Ribau. I say, you are free to return.
La Gloire. Look ye, my lord! I am son to brave old Eustache de St. Pierre; as tough a citizen as any in all Calais: I was carried into your lordship's father's family (your lordship being then but just born) at six days old; a mere whelp, as a body may say. According to puppy reckoning, my lord, I was with you three days before I could see. I have followed you through life, frisking and trotting after your lordship ever since: and, if you think me, now, mongrel enough to turn tail, and leave my master in a scrape, why, 'twere kinder e'en to hang me up at the next tree, than cut me through the heart with your suspicions.
Ribau. No, La Gloire,—I——
La Gloire. No, my lord! 'tis fear for you makes me bold to speak. To see you running your head through stone walls for a woman—and a woman who, though she be an angel, has (saving your presence) played you but a scurvy sort of a jade's trick; and——
Ribau. 'Sdeath, villain! how dare your slanderous tongue to—but 'tis plain—'tis for thy own wretched sake thou art thus anxious—drivelling coward!
La Gloire.

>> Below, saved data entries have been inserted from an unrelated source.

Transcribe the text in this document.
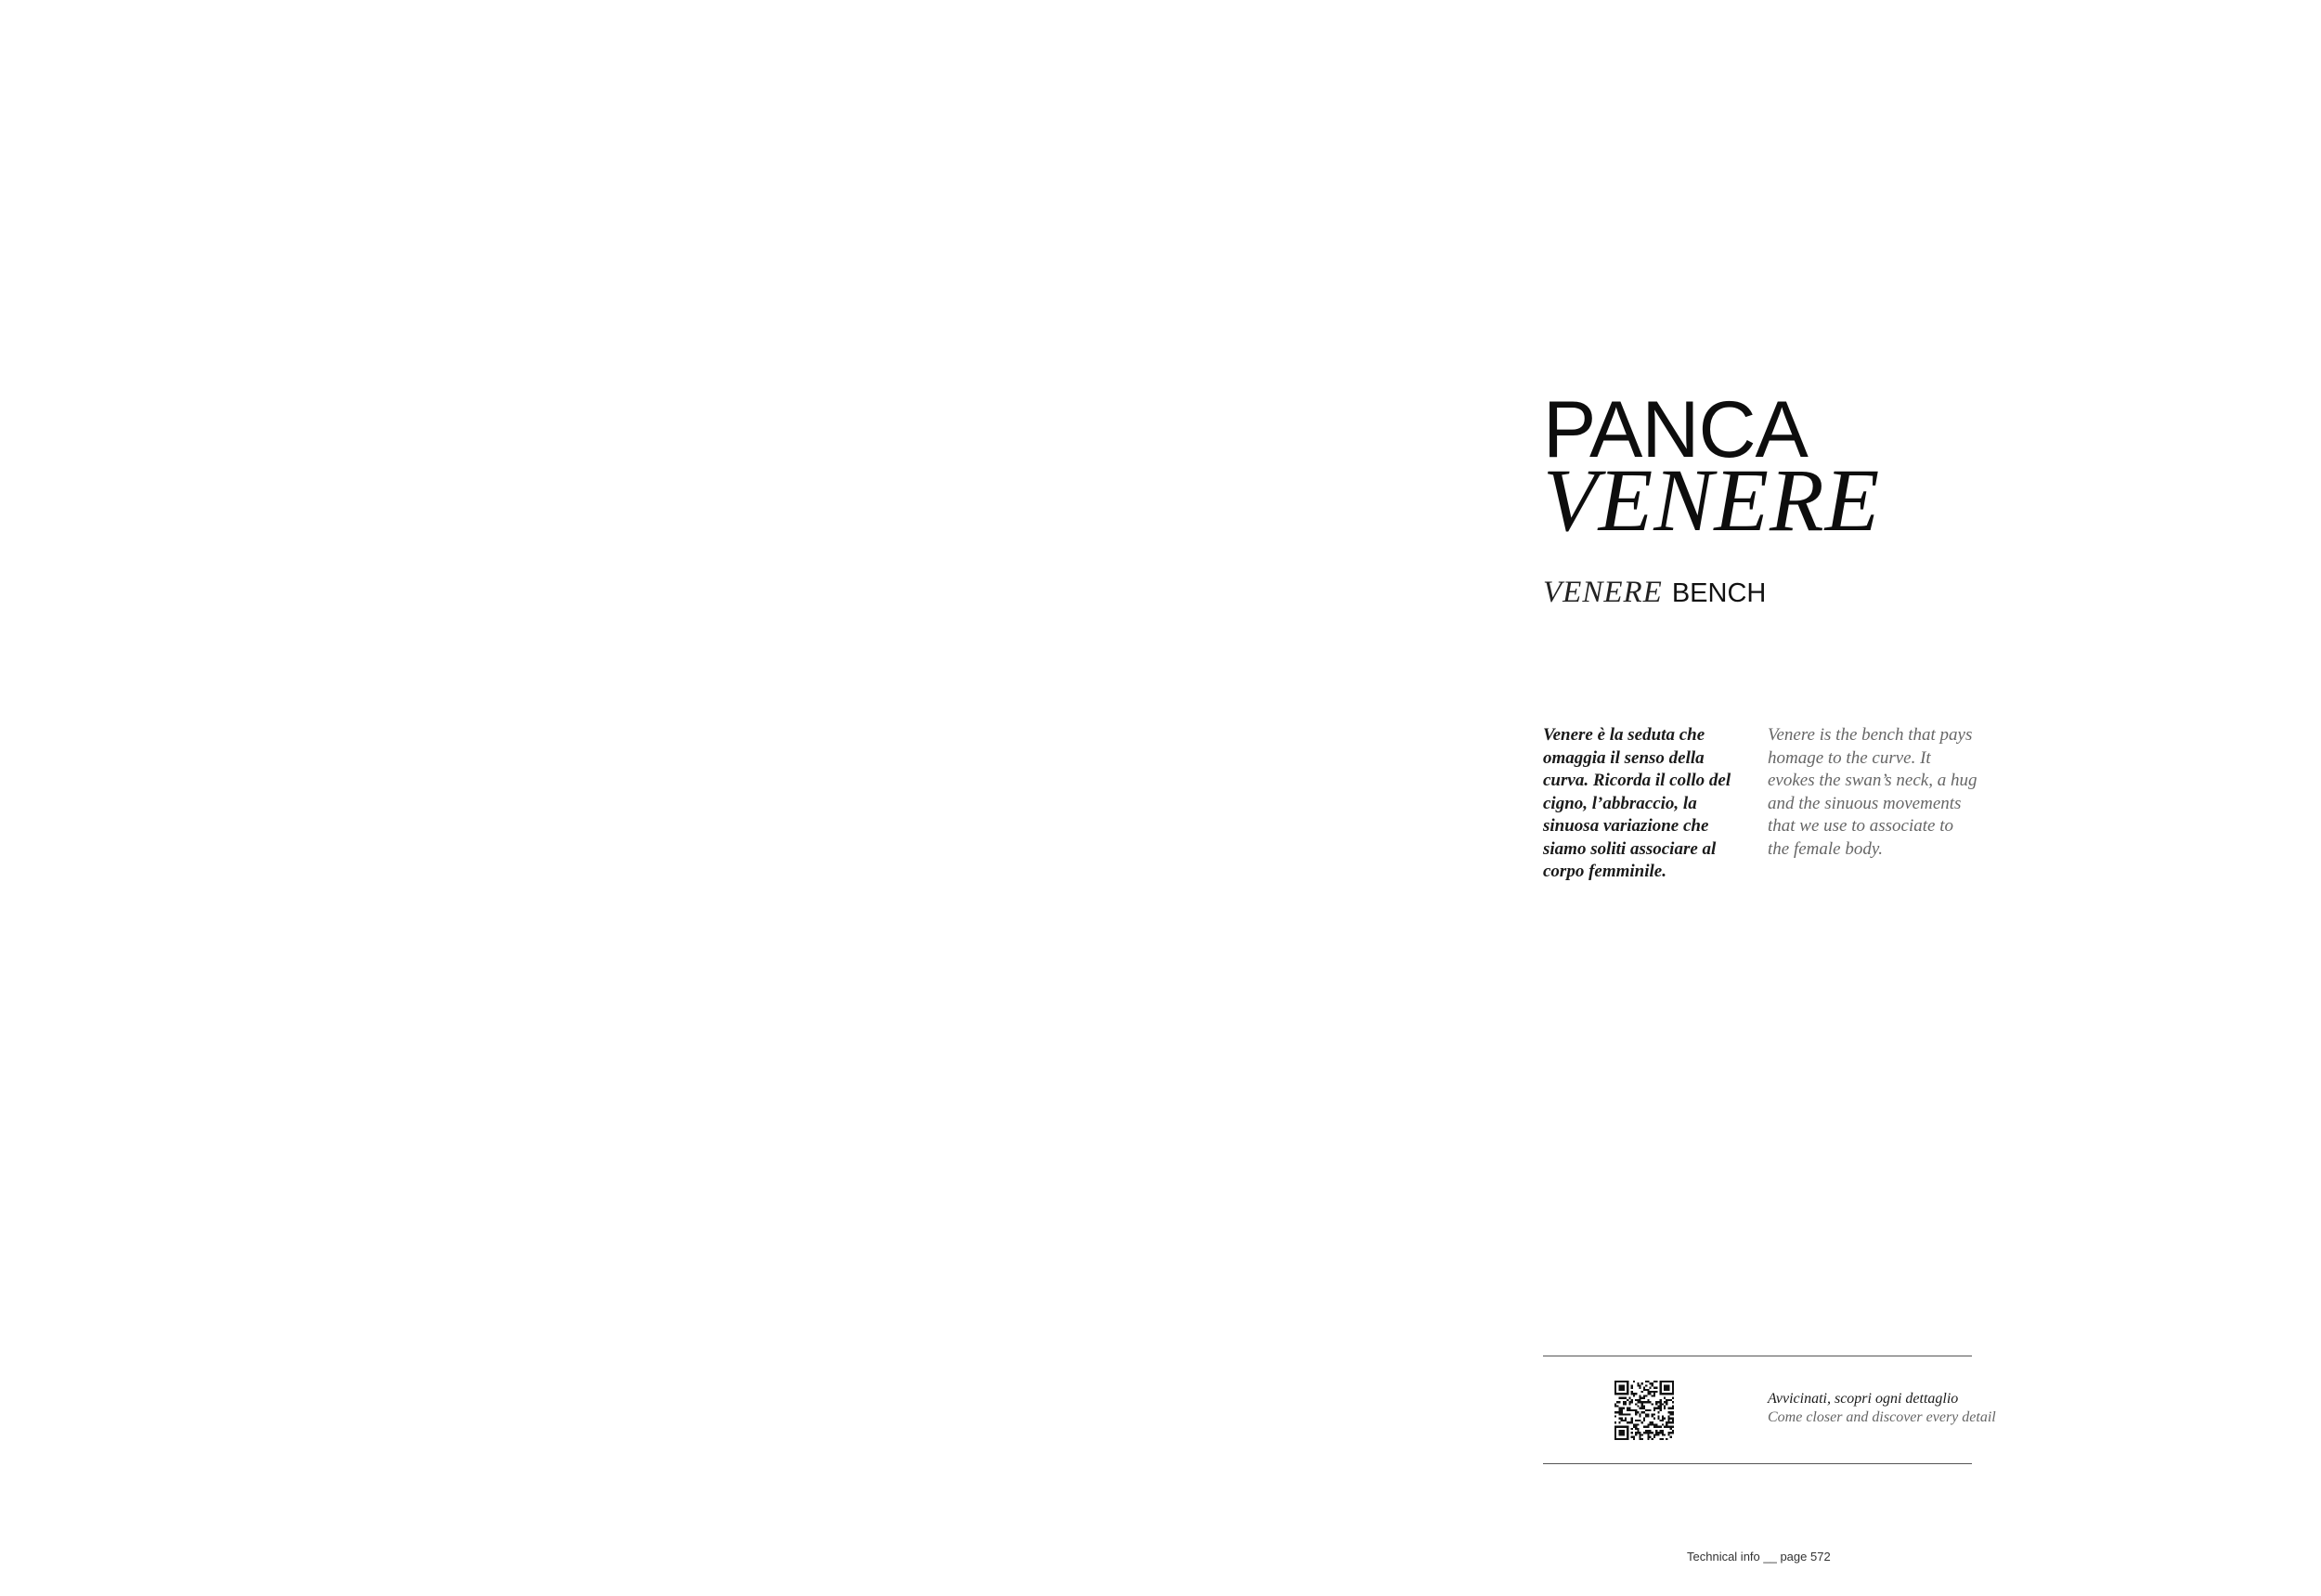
PANCA
VENERE
VENERE BENCH

Venere è la seduta che omaggia il senso della curva. Ricorda il collo del cigno, l’abbraccio, la sinuosa variazione che siamo soliti associare al corpo femminile.

Venere is the bench that pays homage to the curve. It evokes the swan’s neck, a hug and the sinuous movements that we use to associate to the female body.

Avvicinati, scopri ogni dettaglio
Come closer and discover every detail
Technical info __ page 572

Coward!—Cow——Diable!—a French soldier, who has the honour to carry arms under his christian majesty, Philip the Sixth, King of France, called coward! Sacre bleu! Have I already served in three campaigns, and been thumped, and bobbed about, by the English, to be called coward at last! Oh, that any but my commander had said it!
Ribau. Well, well, La Gloire, I may have been hasty: I——
La Gloire. Oh, my lord!—it—'tis no matter. But, haply, you'd like to be convinced of the courage of your company; and if such a thing as raising the enemy's camp can clear a man's character, I can do it as soon as——
[Raising his Voice.
Ribau. 'Sdeath, blockhead! we shall be discovered.